Por último, valga resaltar que la sección cuarta en oportunidad anterior se pronunció sobre la legalidad del Decreto Reglamentario 1242 de 2003 en Sentencia de 12 de octubre de 2006(2) y declaró la nulidad de los apartes del artículo 3º que se resaltan a continuación:

“ART. 3º—Documentos soporte de la declaración del impuesto sobre la renta y complementarios. Para efectos de ejercer las facultades de fiscalización sobre la declaración tributaria que se presente por el cambio de titular de la inversión extranjera, los inversionistas extranjeros directamente o a través de su representante, agente o apoderado deberán conservar por cada operación o transacción los siguientes documentos, informaciones y pruebas soportes de la declaración, por el término establecido en el artículo 632 del estatuto tributario y presentarlos a la administración tributaria cuando ésta los requiera:

1. Fotocopia del contrato de venta o de la transacción correspondiente en la que conste: identificación tributaria del inversionista cedente, del cesionario y de la sociedad receptora de la inversión extranjera, así como del activo en que está representada la inversión.

(…)

5. Contrato de compra de la inversión objeto de la transacción.

En esa oportunidad la Sala encontró que el Gobierno Nacional no podía imponer la obligación al inversionista extranjero de conservar fotocopia del contrato de venta o de la transacción correspondiente, al igual que del de compra de dicha inversión porque con ello estaba convirtiendo en solemnes los contratos que transfieren el dominio de una inversión extranjera, que, por regla general, son legalmente consensuales, lo que contraviene, además, el artículo 743 del estatuto tributario, conforme con el cual es a la ley, y no al reglamento, a quien corresponde determinar las exigencias para acreditar determinados hechos.

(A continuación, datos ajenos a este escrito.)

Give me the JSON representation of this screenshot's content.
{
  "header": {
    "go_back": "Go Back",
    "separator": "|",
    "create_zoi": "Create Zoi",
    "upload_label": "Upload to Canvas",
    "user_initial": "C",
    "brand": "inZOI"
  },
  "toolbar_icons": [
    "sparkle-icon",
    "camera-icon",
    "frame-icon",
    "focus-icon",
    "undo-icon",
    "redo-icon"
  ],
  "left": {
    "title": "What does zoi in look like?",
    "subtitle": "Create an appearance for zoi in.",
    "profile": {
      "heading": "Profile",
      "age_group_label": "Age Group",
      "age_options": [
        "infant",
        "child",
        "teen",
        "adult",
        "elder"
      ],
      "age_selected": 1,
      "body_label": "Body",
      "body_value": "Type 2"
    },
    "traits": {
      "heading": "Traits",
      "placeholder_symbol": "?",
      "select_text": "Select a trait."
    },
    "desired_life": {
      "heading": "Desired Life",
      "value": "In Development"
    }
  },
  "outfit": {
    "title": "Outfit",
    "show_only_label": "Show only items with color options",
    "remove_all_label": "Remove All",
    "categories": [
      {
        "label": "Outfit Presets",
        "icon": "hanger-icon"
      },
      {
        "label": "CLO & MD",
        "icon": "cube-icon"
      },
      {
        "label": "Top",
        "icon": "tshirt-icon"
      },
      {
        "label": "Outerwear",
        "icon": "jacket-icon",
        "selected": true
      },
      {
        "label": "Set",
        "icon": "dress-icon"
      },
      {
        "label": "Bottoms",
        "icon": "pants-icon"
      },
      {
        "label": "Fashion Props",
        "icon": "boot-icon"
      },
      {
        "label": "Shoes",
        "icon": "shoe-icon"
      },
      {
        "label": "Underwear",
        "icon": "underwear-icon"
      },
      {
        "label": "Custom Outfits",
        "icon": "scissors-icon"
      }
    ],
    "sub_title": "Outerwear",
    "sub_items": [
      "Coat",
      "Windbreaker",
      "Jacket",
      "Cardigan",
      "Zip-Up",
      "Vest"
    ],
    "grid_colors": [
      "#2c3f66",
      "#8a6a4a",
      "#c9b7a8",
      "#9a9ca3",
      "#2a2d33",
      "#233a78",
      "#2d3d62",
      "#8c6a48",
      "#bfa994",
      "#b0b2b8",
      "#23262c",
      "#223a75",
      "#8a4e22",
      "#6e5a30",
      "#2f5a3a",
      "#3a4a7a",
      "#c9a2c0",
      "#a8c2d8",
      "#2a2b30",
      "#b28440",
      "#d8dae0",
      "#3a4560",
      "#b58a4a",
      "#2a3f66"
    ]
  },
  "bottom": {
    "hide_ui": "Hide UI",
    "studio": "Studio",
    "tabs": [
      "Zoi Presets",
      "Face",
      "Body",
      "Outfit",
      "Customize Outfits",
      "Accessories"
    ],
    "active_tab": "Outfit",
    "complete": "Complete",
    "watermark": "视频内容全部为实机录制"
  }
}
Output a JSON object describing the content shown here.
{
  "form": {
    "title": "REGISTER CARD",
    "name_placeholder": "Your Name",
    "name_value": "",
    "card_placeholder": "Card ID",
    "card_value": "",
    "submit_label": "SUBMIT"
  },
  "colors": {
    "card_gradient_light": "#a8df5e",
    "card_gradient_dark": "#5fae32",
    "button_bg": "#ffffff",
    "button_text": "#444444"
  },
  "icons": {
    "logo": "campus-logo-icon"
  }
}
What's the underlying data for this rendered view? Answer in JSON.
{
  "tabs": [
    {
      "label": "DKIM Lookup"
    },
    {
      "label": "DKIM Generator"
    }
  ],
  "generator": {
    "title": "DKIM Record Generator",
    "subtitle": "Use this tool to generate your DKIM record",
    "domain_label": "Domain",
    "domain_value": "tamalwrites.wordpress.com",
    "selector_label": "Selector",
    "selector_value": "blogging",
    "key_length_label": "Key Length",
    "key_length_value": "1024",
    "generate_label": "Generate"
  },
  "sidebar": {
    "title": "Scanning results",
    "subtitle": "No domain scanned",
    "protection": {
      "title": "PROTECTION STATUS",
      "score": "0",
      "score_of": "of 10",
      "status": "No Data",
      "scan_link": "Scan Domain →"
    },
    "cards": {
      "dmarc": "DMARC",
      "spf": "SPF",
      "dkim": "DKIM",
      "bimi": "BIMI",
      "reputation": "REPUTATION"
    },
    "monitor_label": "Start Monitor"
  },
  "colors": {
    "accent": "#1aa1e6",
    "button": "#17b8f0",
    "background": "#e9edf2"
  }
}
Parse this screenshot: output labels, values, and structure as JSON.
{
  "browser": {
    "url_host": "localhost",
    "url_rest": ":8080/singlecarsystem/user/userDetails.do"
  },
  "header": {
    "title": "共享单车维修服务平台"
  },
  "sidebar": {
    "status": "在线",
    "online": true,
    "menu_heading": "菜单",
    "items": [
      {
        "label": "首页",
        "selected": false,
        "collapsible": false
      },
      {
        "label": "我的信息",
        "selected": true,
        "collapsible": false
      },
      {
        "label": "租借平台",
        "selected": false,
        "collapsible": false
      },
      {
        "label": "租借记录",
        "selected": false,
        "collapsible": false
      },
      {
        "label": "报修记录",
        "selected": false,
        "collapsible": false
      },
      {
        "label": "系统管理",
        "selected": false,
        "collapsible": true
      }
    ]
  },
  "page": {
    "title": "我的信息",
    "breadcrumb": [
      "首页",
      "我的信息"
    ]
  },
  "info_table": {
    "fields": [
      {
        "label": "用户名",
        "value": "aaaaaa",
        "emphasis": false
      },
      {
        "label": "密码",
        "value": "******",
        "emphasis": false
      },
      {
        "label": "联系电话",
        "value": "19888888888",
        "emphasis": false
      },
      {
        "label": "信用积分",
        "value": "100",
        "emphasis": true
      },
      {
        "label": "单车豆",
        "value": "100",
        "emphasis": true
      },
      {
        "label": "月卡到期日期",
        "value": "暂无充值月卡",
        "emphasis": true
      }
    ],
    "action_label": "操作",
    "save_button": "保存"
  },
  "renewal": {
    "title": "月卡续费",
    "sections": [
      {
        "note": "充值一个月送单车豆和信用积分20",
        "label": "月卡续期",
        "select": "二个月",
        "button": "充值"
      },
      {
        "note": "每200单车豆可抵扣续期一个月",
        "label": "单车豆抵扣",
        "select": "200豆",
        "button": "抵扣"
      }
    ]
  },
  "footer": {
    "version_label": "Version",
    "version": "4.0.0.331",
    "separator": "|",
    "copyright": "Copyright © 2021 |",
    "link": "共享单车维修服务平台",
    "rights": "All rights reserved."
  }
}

En ese orden los numerales 1, demandado en esta oportunidad, y 5 del artículo 3º del Decreto Reglamentario 1242 de 2003 están anulados.

En mérito de lo expuesto, el Consejo de Estado, Sala de lo contencioso administrativo, sección cuarta, Sala unitaria,

RESUELVE:

NIÉGASE la suspensión provisional de los efectos de los artículos 1º, 2º, 3º y 5º —parciales— del Decreto Reglamentario 1242 de 2003.

Notifíquese y cúmplase.

Consejera: Martha Teresa Briceño de Valencia. 

(1) Fl. 44 cdno. de medida cautelar.

(2) Exp. 110010327000200300058 01 [14030], Demandante: Fabio Londoño Gutiérrez, M.P. Héctor J. Romero Díaz.